Milhorat has presented her work at festivals and galleries worldwide, including the International Film Festival Rotterdam, Whitechapel Gallery, Ann Arbor Film Festival, Videonale, VideoEx, and the Museum of Contemporary Art- Chicago. She was the recipient of the Cinematic Vision Award at Images Festival and Best Experimental Film at the Chicago Underground Film Festival. Her work has been supported by the Canada Council for the Arts and Finlandia Foundation National.


Perfumes and Caresses • Laura Iancu • 2016
4 min 30 sec • video

Synopsis:
The theatre of attachment to aspirational heteronormativity played out in scenes of clinical self-assessment

Artist Bio:
Laura Iancu is a visual artist working primarily with virtual reality, non-fiction& experimental video forms and immersive 3D animation, with an expanded practice of installation, photography, and graphic design. She is foremost concerned with the impulses behind the digital conservation of matter (an archival tendency) and the technologies that underwrite aspects of digital translation and mediation.


Emergency Broadcast • Pixie Cram • 2017
7 min • video

Synopsis:
Built at the height of the Cold War to withstand a five-megaton nuclear assault, the Diefenbunker is a massive underground, four-storey, 100,000-square-foot fortress designed and constructed entirely in secrecy in 1959. Inspired by the objects, rooms, and spaces of this Canadian Historic Site, the stop-animation film imagines the beginning of a nuclear war.

Artist Bio:
Pixie Cram is a filmmaker and animator who lives in the Ottawa-Gatineau region. She creates work on themes of nature, technology, and war. Her films have screened at festivals across North America and in Europe and have aired on CBC TV. On top of her own art practice, she works as a freelance director, cinematographer and editor.

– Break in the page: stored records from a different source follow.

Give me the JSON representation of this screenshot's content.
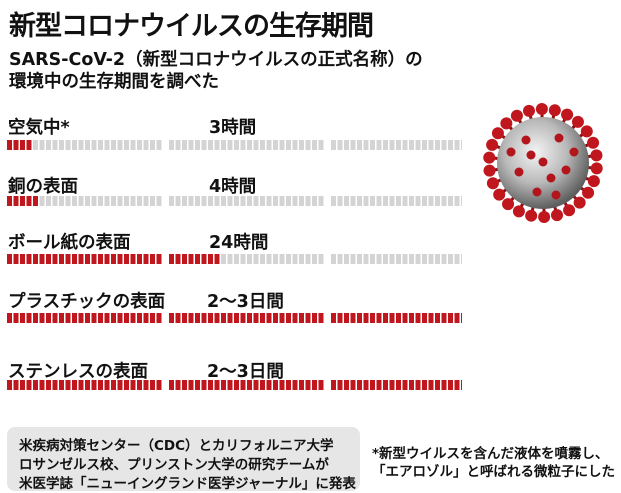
{
  "title": "新型コロナウイルスの生存期間",
  "subtitle": [
    "SARS-CoV-2（新型コロナウイルスの正式名称）の",
    "環境中の生存期間を調べた"
  ],
  "chart_data": {
    "type": "bar",
    "unit": "hours",
    "max_hours": 72,
    "categories": [
      "空気中*",
      "銅の表面",
      "ボール紙の表面",
      "プラスチックの表面",
      "ステンレスの表面"
    ],
    "value_labels": [
      "3時間",
      "4時間",
      "24時間",
      "2〜3日間",
      "2〜3日間"
    ],
    "values": [
      3,
      4,
      24,
      72,
      72
    ],
    "colors": {
      "filled": "#c0161e",
      "empty": "#d4d4d4"
    }
  },
  "footer": {
    "source_lines": [
      "米疾病対策センター（CDC）とカリフォルニア大学",
      "ロサンゼルス校、プリンストン大学の研究チームが",
      "米医学誌「ニューイングランド医学ジャーナル」に発表"
    ],
    "note_lines": [
      "*新型ウイルスを含んだ液体を噴霧し、",
      "「エアロゾル」と呼ばれる微粒子にした"
    ]
  },
  "illustration": "coronavirus-illustration"
}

Gathering Dust • Alex Goss • 2018
5 min 39 sec • HD video

Synopsis:
Within an industrial facility, a chimeric relationship between a machine and its operator set the stage for an unexpected ecosystem to emerge. A byproduct of production, this "other thing", is the ephemeral exchange between human and tool. Secrets are forged in the space between lines of code, glitches, and pools of coolant. These moments offer beginnings for new tools, reorientations with possibility for new relationships.

Artist Bio:
Alex Goss (b. 1991, Houston, TX) received a BFA from the Cooper Union in New York  City. After attending a residency at Skowhegan School of Painting and Sculpture, Goss  returned to Houston to learn from its manufacturing trades in the energy and medical  fields. He currently fabricates industrial grade 3D printers and medical devices. Goss has  held solo exhibitions in New York, Baltimore, and Houston. Goss is the organizer of  Moonmist, an artist-run project space in Houston, Texas.


The Art of Flying • Jan Van IJken • 2015
7 min • video

Synopsis:
Short film about “murmurations”: the mysterious flights of the Common Starling. It is still unknown how the thousands of birds are able to fly in such dense swarms without colliding. Every night the starlings gather at dusk to perform their stunning air show.

Because of the relatively warm winter of 2014/2015, the starlings stayed in the Netherlands instead of migrating southwards. This gave filmmaker Jan van IJken the opportunity to film one of the most spectacular and amazing natural phenomena on earth.

Artist Bio:
Jan van IJken is a photographer / filmmaker from the Netherlands. He is self-taught and is working mainly autonomously on long-term projects. As a photographer, he developed a strong eye for natural light, composition and detail. Lately he has become more and more interested in human-animal relationships, nature and microscopy.